Des marchés créés pour maintenir
la paix
Certaines localités à la périphérie
d’Antananarivo portent le nom de Fihaonana. C’est
ainsi que sont dénommés les marchés avant
Andrianampoinimerina, c’est-à-dire du temps où
les guerres entre roitelets et chefs de clans ne cessent d’enflammer
l’ancienne Imerina.
Ce sont des lieux de rencontre entre eux, car ils s’accordent
à fixer un jour hebdomadaire, non seulement pour s’approvisionner
en produits de première nécessité, mais aussi
pour échanger les prisonniers.
Le samedi, tous se retrouvent à Ambohimirimo. Le dimanche
est réservé à la rencontre hebdomadaire d’Ambohidratrimo
entre les clans de l’Ouest et de l’Est, du Sud et
du Nord. Alatsinainy-Ambazaha réunit le lundi les Zanamihoatra,
le clan d’Anosizato et ceux d’Antananarivo. Le mardi
c’est à Andramasy que tous se retrouvent et à
Talata-Volonondry entre Mandiavato et Tsimahafotsy, le mercredi
à Amboanjobe entre les Famailahy et les Manisotra, le jeudi
à Antanamalaza entre Vakiniadiana et Alasora, et le
vendredi à Analaroa entre tout le Nord et tout le Sud.
Ces lieux de rencontre sont destinés aux seuls Malgaches.
Pour commercer avec les étrangers, les Vazaha, pour vendre
des esclaves et acheter des armes à feu, de la poudre et
des balles, ainsi que tout autre produit importé, il existe
aussi ce genre de marché aux confins de l’Imerina.

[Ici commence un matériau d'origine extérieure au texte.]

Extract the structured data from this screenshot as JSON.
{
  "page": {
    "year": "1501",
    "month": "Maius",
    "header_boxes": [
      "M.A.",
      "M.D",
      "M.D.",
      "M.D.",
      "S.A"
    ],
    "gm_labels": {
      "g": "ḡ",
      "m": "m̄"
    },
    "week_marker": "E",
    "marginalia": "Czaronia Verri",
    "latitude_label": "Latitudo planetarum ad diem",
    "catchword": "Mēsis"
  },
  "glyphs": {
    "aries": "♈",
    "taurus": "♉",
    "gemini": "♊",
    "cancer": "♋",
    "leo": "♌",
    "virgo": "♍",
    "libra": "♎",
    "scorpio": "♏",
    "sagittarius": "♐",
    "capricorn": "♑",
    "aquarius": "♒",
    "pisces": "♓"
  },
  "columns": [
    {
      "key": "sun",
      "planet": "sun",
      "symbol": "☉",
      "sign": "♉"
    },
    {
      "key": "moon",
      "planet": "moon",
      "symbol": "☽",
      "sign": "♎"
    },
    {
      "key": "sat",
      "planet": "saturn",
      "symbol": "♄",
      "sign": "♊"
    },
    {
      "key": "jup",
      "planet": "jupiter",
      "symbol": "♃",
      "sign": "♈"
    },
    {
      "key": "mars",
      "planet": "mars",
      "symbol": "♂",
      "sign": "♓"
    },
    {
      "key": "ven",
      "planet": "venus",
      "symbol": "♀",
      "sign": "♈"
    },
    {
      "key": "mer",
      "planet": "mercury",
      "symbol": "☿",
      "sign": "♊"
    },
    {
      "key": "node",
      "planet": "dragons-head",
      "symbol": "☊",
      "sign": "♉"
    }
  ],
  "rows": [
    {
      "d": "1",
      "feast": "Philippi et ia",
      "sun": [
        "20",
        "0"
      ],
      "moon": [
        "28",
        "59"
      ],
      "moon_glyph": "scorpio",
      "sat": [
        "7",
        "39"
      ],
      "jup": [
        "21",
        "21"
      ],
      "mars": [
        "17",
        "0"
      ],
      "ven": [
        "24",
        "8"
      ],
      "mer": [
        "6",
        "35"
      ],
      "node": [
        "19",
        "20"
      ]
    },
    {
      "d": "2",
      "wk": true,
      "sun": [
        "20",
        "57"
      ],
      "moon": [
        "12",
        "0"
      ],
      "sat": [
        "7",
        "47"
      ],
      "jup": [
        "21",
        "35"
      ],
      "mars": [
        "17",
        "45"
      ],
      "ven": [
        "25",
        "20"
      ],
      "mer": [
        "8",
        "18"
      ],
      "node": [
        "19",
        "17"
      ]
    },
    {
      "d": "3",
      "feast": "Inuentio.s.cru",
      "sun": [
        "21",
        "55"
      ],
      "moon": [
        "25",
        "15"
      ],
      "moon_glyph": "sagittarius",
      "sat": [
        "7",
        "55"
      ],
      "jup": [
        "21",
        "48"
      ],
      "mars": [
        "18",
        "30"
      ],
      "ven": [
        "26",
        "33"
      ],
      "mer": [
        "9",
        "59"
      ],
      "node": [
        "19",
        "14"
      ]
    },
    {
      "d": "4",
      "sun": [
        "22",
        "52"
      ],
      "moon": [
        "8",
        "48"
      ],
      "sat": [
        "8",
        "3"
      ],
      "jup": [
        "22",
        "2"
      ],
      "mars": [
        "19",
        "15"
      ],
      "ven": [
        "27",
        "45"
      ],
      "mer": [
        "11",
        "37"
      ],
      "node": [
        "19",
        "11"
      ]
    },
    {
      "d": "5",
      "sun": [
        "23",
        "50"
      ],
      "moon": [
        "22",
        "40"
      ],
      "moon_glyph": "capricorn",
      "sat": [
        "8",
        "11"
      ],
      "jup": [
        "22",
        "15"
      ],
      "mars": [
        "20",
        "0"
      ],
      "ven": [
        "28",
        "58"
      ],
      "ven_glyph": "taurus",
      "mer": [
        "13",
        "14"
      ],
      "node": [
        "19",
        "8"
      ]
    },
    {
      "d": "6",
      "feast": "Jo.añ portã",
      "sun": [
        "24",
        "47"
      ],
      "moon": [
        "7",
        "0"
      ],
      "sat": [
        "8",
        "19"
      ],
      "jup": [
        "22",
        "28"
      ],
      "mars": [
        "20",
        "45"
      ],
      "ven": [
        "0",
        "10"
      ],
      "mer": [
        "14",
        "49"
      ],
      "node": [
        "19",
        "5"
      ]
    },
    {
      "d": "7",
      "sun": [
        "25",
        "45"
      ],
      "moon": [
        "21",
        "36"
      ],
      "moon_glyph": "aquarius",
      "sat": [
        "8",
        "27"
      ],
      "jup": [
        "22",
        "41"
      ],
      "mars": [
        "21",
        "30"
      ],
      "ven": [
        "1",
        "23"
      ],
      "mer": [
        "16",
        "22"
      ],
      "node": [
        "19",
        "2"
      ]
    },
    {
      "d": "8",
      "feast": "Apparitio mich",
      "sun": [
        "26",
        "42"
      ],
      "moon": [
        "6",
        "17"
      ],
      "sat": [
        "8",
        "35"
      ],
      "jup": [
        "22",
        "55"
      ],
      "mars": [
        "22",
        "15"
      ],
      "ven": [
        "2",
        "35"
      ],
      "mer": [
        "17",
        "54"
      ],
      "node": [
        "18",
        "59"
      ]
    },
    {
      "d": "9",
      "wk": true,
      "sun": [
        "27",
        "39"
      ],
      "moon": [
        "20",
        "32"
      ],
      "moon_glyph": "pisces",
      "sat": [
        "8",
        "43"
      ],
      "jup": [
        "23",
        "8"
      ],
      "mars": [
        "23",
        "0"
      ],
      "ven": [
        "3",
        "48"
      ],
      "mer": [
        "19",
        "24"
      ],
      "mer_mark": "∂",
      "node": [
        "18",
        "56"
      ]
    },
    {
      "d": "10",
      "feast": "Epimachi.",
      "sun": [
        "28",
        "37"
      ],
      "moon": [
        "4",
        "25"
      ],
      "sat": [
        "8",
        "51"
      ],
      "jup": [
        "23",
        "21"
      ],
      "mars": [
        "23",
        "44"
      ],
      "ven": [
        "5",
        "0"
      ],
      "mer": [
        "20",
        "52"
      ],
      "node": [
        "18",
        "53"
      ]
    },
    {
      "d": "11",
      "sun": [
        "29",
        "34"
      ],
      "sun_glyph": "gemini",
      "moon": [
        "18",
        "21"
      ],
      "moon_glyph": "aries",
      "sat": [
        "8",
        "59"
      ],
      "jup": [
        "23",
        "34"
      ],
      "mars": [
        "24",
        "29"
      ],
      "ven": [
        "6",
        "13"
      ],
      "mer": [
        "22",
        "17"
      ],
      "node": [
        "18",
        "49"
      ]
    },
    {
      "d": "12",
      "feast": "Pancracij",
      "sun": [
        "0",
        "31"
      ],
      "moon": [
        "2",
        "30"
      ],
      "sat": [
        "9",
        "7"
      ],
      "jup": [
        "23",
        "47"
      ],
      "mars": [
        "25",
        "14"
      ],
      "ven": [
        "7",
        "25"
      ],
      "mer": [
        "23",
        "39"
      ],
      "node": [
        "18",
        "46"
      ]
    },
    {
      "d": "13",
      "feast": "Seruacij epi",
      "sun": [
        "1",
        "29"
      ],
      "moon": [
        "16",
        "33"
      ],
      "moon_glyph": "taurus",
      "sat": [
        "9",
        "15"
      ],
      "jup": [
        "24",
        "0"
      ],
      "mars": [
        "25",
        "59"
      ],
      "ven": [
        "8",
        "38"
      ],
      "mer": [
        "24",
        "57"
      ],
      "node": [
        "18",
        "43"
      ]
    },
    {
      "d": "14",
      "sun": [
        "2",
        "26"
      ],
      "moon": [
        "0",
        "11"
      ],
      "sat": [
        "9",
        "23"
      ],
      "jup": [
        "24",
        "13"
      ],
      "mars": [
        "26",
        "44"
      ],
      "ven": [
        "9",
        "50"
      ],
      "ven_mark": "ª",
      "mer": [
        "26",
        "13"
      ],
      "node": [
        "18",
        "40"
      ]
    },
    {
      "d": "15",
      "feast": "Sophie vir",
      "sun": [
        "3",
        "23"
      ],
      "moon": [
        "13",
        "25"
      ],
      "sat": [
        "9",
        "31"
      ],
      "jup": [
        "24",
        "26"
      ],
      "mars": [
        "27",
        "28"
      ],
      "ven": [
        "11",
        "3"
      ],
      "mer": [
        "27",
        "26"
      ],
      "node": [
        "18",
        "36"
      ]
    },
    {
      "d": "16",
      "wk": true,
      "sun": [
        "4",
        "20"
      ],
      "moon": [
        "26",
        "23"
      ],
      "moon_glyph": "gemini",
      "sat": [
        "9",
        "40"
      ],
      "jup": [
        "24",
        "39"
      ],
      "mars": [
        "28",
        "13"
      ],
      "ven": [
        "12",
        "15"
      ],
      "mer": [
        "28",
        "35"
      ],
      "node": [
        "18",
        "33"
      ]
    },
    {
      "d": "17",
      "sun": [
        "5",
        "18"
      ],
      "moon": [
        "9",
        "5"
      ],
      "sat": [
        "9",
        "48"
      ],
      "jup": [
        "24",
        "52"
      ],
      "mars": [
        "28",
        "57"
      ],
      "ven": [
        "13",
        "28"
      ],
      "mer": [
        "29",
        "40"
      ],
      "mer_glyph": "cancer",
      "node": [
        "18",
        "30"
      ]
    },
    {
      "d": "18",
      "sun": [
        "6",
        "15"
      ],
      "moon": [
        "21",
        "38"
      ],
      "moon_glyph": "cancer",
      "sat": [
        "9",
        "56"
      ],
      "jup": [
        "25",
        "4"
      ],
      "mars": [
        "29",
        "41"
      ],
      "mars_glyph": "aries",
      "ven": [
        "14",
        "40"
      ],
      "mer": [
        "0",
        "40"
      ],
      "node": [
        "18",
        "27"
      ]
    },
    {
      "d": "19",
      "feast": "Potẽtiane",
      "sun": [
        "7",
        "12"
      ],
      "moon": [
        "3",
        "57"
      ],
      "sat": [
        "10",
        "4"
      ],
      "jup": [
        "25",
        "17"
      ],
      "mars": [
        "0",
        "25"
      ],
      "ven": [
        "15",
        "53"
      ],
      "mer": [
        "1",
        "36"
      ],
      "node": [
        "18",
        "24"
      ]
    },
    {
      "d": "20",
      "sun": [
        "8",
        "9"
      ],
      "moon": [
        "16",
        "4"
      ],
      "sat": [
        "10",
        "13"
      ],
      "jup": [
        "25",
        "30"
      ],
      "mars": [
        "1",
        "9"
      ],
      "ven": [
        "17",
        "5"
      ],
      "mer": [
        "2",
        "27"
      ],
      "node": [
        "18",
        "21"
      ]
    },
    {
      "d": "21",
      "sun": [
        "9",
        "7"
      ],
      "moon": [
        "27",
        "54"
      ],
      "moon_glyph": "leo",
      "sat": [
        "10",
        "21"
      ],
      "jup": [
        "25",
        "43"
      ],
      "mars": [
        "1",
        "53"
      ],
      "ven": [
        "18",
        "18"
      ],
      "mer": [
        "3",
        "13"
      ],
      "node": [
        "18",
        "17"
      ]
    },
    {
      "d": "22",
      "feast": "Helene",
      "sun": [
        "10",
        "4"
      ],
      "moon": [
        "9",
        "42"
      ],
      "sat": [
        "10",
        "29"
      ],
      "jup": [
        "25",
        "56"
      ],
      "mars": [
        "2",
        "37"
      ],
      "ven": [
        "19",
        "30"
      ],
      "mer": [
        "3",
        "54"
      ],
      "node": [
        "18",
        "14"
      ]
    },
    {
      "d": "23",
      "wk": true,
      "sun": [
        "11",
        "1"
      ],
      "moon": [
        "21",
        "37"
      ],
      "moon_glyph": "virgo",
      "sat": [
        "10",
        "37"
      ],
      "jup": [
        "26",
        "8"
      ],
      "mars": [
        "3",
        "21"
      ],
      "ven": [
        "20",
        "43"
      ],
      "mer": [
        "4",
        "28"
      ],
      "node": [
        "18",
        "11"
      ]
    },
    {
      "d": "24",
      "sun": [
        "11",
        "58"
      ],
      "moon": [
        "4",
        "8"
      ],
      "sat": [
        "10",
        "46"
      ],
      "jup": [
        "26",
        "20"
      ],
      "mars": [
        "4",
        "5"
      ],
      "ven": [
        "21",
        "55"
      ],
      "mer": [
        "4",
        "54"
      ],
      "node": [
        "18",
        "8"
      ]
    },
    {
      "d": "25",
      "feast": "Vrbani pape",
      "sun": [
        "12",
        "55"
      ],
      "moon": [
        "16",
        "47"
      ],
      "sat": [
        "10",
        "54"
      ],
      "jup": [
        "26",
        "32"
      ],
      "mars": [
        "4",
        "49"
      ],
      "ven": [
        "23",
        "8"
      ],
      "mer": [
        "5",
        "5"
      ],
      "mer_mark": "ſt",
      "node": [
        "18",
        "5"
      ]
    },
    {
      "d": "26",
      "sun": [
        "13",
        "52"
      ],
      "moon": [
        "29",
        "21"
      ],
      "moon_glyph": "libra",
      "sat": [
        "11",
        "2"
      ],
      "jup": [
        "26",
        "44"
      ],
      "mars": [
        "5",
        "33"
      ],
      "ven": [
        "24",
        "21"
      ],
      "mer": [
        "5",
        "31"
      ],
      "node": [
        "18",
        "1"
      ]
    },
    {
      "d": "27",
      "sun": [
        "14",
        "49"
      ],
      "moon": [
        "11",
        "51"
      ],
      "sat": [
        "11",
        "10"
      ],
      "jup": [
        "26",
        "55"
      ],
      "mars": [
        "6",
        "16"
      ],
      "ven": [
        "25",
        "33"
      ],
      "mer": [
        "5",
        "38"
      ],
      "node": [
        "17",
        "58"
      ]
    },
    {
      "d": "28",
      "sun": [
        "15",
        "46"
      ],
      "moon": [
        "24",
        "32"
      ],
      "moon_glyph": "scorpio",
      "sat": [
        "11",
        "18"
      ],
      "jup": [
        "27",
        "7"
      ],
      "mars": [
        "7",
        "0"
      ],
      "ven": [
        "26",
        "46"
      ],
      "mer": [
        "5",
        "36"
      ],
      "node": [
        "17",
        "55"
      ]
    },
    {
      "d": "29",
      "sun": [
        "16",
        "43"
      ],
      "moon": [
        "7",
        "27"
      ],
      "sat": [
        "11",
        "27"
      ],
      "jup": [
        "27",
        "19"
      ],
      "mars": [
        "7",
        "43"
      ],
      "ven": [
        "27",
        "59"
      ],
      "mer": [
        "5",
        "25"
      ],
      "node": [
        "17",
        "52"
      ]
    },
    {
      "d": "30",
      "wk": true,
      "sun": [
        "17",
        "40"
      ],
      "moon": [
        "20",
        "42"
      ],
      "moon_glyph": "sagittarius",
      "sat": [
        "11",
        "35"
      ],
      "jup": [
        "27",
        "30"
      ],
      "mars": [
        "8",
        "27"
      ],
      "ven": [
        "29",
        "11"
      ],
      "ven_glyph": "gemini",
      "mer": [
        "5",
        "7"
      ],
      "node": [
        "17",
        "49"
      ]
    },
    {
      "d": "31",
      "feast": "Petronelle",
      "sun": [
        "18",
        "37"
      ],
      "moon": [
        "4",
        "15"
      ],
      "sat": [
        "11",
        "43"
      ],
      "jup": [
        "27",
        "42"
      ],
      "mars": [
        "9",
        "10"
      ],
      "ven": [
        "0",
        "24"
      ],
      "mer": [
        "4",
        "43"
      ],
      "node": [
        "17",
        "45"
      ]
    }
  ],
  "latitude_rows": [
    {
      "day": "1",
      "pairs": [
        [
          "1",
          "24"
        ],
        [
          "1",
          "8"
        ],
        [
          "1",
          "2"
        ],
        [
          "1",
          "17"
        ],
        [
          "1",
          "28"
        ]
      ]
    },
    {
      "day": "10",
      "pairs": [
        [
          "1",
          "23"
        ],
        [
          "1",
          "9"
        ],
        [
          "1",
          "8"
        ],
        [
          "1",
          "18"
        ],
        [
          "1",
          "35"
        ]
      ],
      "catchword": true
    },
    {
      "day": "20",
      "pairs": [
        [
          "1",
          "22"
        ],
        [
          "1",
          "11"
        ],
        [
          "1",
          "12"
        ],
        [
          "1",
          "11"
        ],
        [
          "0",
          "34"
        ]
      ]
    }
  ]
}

Tels à Ampamoizankova au nord-est, à Angavokely
à l’est, à Alarobia-Ambohitrambo à
l’ouest… Car à l’époque, et surtout
sous Andrianampoinimerina, il est interdit aux Vazaha de pénétrer
en Imerina et bien rares sont ceux qui y arrivent comme le visiteur
français Mayeur. La tradition affirme, en effet, que les
Blancs sont des cannibales (Vazaha homana olona) et la damnation
la plus dure à supporter est d’être «
exportée » à partir d’Ampamoizankova
(mivarina eo Ampamoizankova) vers d’autres régions
car c’est être vendu à un Vazaha. Sous Andrianampoinimerina,
le plus dur est d’être expédié à
Toamasina car de là, il est certain qu’on sera «
exporté ».
Ces journées de Fihaonana constituent une courte période
de trêve, car les autres jours de la semaine, les guéguerres
reprennent de plus belle. Seul le passage d’un essaim de
criquets provoque aussi un « cessez-le feu » car tous
les guerriers s’unissent pour combattre l’ennemi commun.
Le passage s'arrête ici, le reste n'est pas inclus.